Figure 2. Cox Proportional Hazards Model Estimates…
Figure 2. Cox Proportional Hazards Model Estimates of CYP2D6 Phenotypes for Various End Points and Patient Subgroups
CYP indicates cytochrome P450; EM, extensive metabolism (ie, patients with 2 functional alleles, including patients with ultrarapid metabolism); hetEM/IM, patients with intermediate or 1 poor metabolism allele; PM, patients homozygous for poor metabolism alleles; decreased, combined group of PM and hetEM/IM. Non-adjusted hazard ratios were calculated for the entire patient cohort and subgroups. Subgroups were analyzed with respect to mode of patient sampling and clinical prognostic factors. All comparisons refer to CYP2D6 EM as the reference. The size of the data markers is inversely proportional to the standard error of the hazard ratio.
Figure 3. Kaplan-Meier Estimates of Recurrence Probabilities…

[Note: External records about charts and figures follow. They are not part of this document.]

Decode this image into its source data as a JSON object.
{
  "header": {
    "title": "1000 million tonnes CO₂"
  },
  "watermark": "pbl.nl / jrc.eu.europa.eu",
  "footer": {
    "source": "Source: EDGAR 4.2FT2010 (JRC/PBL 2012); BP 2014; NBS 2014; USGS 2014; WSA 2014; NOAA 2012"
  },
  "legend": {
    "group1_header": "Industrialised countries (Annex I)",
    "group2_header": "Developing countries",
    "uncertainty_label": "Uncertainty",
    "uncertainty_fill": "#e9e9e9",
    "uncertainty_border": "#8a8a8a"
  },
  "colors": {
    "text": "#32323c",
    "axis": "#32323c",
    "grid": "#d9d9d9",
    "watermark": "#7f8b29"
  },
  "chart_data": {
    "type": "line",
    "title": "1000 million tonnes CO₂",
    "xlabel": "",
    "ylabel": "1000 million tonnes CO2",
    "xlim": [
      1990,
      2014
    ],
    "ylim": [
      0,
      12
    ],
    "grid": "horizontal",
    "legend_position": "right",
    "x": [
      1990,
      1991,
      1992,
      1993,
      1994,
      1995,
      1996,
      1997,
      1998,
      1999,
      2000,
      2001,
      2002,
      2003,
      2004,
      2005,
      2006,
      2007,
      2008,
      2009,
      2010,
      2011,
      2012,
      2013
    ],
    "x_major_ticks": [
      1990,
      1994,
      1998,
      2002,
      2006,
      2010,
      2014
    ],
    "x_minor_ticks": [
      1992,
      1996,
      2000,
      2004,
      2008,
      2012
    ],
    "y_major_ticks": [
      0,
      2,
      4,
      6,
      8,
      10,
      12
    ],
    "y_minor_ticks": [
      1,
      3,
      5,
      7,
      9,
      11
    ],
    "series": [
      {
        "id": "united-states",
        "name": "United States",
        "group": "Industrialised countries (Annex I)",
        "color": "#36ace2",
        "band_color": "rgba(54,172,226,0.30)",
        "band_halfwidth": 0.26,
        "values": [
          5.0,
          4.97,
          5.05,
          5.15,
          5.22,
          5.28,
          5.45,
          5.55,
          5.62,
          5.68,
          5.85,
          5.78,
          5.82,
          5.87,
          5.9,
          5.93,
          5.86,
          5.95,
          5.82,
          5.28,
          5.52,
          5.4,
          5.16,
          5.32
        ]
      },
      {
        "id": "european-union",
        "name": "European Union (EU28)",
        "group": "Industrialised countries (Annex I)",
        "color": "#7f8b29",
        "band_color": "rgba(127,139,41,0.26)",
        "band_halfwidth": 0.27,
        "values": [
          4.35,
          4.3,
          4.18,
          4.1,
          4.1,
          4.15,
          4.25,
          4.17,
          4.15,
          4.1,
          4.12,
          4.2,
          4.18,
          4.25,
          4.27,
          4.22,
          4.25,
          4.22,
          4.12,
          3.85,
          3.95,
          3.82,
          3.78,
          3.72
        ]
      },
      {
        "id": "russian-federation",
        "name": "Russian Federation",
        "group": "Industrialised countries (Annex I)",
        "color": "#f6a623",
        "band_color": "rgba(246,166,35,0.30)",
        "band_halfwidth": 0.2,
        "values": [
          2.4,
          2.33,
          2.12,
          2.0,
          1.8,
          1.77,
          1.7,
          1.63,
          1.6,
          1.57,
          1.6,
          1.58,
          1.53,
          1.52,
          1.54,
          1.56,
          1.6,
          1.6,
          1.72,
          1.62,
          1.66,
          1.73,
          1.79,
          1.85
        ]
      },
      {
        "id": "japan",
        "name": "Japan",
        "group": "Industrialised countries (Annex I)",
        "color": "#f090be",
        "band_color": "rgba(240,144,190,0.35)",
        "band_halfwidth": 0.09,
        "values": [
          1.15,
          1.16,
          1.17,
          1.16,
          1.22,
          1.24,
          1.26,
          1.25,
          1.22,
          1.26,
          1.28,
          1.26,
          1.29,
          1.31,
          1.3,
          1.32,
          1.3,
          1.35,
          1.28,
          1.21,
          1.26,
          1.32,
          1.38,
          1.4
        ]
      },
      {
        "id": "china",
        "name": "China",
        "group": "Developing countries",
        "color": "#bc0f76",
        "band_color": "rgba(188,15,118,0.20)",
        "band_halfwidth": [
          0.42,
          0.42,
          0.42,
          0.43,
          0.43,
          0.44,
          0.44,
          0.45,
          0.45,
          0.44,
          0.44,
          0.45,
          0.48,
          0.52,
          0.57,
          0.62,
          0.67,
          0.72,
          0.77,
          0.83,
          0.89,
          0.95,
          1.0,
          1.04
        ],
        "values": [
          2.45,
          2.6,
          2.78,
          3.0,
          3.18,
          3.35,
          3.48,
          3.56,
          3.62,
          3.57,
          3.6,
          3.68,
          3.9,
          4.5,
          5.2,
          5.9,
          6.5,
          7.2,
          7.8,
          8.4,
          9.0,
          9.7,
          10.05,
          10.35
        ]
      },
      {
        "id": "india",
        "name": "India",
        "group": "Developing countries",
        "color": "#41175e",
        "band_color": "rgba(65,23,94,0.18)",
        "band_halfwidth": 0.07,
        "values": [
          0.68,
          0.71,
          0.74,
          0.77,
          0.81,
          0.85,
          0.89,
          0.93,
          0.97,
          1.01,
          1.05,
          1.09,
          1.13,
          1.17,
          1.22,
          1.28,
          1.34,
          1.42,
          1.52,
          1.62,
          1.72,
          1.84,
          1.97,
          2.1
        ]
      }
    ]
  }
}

Figure 3. Kaplan-Meier Estimates of Recurrence Probabilities Comparing Tamoxifen With a Hypothetical AI Curve
EM indicates extensive metabolism (ie, patients with 2 functional cytochrome P450 (CYP) 2D6 alleles, including patients with ultrarapid metabolism); decreased, patients with any intermediate or poor metabolism alleles. Nonadjusted, heterogeneity-corrected Kaplan-Meier estimates for the CYP2D6 decreased and EM phenotypes as well as the entire tamoxifen cohort unselected by genotype; 95% confidence interval (CI) is shown for EM patients. Assuming the Cox proportional hazards assumption, a hypothetical aromatase inhibitor (AI) survival curve (blue) was estimated based on a hazard ratio of 0.76 for anastrozole relative to tamoxifen and the Kaplan-Meier estimate of the entire tamoxifen cohort (eAppendix).